The research found a desire by IT managers to take remedial steps to solve their in-building coverage and capacity problems. A quarter of those respondents whose businesses have had an issue had turned to their carrier for assistance but found their service provider was unable to help. Meanwhile over a quarter (28 percent) of IT managers claimed to have taken connectivity matters into their own hands and their businesses have installed a wireless system to improve coverage and/or capacity issues. A further 19 percent reported they had looked into installing a system but had yet to do so.
However, the survey also uncovered a significant business opportunity for mobile operators that can address the in-building challenge and deliver additional services to the enterprise. Nearly half of the IT managers surveyed (47 percent) reported interest in Mobile Device Management as an operator-hosted service to manage, monitor, secure and support mobile devices in the enterprise. 40 percent demonstrated an interest in Wi-Fi as a service from their operator. These findings support a recent report by Exact Ventures, Enterprise Mobility Services are Market Opportunity for Mobile Service Providers, which concludes that managed mobility services represent a $100 billion market opportunity for mobile operators, and a saving of 35% a year for enterprises adopting such operator-delivered managed and hosted services.
A city can have almost ubiquitous 3G cellular coverage, but thats only half the mobility story, particularly when it comes to in-building services for enterprise customers, said Art King, Director of Enterprise Services & Technologies, SpiderCloud Wireless.

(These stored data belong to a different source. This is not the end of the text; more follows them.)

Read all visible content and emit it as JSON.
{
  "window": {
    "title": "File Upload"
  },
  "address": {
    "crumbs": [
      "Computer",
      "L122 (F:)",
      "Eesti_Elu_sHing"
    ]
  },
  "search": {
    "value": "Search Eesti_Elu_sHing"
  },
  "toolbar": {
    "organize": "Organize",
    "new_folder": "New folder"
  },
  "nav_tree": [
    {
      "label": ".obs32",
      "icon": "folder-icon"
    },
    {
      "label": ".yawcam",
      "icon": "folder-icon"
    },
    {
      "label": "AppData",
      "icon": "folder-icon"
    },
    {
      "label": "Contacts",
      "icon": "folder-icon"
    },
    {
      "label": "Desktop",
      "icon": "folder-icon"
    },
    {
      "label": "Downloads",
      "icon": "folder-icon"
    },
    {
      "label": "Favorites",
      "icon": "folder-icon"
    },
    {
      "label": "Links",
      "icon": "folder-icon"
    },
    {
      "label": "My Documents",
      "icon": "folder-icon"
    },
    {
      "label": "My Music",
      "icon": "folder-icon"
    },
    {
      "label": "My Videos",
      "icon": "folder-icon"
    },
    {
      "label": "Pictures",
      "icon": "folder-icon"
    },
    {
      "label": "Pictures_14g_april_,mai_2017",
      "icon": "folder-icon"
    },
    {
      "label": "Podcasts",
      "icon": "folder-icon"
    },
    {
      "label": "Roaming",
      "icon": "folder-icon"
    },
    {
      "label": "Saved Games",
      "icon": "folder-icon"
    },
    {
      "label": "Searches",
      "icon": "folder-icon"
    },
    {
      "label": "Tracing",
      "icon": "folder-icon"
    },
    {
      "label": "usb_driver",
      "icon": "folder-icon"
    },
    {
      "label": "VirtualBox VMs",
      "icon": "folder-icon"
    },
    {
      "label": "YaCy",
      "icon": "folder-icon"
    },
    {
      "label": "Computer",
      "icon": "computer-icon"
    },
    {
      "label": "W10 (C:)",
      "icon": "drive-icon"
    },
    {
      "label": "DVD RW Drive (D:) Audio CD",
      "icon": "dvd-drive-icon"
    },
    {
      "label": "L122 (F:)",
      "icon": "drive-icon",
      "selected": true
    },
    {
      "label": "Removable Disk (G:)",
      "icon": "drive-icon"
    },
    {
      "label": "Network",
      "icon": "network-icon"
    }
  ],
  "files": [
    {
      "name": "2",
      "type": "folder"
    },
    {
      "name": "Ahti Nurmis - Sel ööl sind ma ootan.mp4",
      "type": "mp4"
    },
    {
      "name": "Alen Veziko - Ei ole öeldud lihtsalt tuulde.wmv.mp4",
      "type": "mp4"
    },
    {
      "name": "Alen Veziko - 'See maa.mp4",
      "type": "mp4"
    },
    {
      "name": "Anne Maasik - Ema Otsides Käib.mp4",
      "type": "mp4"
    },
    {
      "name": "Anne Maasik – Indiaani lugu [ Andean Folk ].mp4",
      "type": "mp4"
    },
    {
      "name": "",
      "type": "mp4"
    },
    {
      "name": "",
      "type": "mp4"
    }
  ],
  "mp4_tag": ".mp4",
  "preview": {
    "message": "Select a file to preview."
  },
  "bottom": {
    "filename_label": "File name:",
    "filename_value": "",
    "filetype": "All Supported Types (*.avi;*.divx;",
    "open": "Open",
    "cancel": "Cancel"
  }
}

Too many businesses suffer from not only patchy indoor coverage in their premises, but also capacity issues that mean dropped calls, late texts and substandard data rates. Not surprisingly, a high number of businesses say they would churn to an operator that could guarantee better service but the fact that they havent already suggests that far from being an operator-dependent issue, it is actually all too common. Theres a real opportunity therefore for the operator that can solve the in-building headache and then open up further incremental revenue streams from the new managed services they can offer over the top of the enterprise RAN, he continued.
Enterprise small cells have emerged as the most promising technology to deliver high-capacity and 3G coverage inside offices. Analyst firms such as Infonetics, ABI Research and Informa expect enterprise small cells to be the fastest growing segment of the small cell market. ABI predicts small cells for enterprise deployments will catch up with DAS by the 2016 timeframe reaching the $2 billion mark by 2016.